SAAT

Normalde; "zamanı gösteren ve 60 dakikaya bölünmüş bir gösterge” deriz. Zamanın parçası. Namaz saatleri, oruç saatleri, iş saatleri, otobüs saatleri, ders saatleri… gibi hayatımızda kullandığımız, kullanmak zorunda olduğumuz "olmazsa olmazlar” dandır.

Saat, kıyamet için de kullanılır. Kıyamet manasında kullanıldığı vakit üç husus önümüze çıkar; 1.Büyük Saat, 2. Orta Saat, 3. Küçük saat.

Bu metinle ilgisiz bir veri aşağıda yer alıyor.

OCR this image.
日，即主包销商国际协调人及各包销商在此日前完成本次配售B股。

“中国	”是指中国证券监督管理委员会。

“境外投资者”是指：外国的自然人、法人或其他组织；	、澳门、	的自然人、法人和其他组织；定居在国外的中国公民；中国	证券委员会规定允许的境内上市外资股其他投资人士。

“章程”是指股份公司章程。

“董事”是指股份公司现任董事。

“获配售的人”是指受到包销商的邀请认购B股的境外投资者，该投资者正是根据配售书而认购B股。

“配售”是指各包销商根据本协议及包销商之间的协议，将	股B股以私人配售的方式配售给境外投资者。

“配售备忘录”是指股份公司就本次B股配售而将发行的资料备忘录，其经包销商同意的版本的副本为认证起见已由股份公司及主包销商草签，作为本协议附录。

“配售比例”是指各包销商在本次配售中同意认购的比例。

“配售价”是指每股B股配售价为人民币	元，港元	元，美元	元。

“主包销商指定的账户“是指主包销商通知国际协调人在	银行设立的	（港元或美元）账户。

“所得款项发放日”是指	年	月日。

  1. Büyük Saat (Saati Kübra); Hesapların görüleceği, dünyadayken yaptıklarımızın karşılığının bulunacağı öldükten sonra diriliş saatidir. Bu dehşetengiz ahval hepimizi titretmeli. Öyle ya her doğan ölüme adaydır. Hz. Peygamberimizin annesi Hz. Amine'nin; "her doğan ölür, her yenen tükenir, her yeni eskir” dediği gibi. Anamızdan doğduğumuz andan itibaren adım adım, gün begün ebedi yurdumuza doğru yolculuüumuz başlar. Bu açıdan diyebiliriz ki her insan hicret ediyor. Sevgili peygamberimiz şöyle buyururur:

"-fuhuş ve tefahhuş açıklanıncaya ve dirhem, dinara tapılıncaya kadar saat kıyam etmez (Kıyamet kopmaz).” Yani ahlaksızlık aşikar oluncaya ve maddeye, makama, dünyeviliklere, masivaya bel bağlayıp tanrı yerine konarak tapıldığı zaman kıyameti bekleyiniz.

  1. Orta Saat (Saati vusta); Bu, bir millet ahalisinin ölümüdür. Hani deriz ya; "Âlimin ölümü, alemin ölümüdür” işte bunun gibi.
  2. Küçük saat (Alemi suğra); Bu, insanın ölümüdür.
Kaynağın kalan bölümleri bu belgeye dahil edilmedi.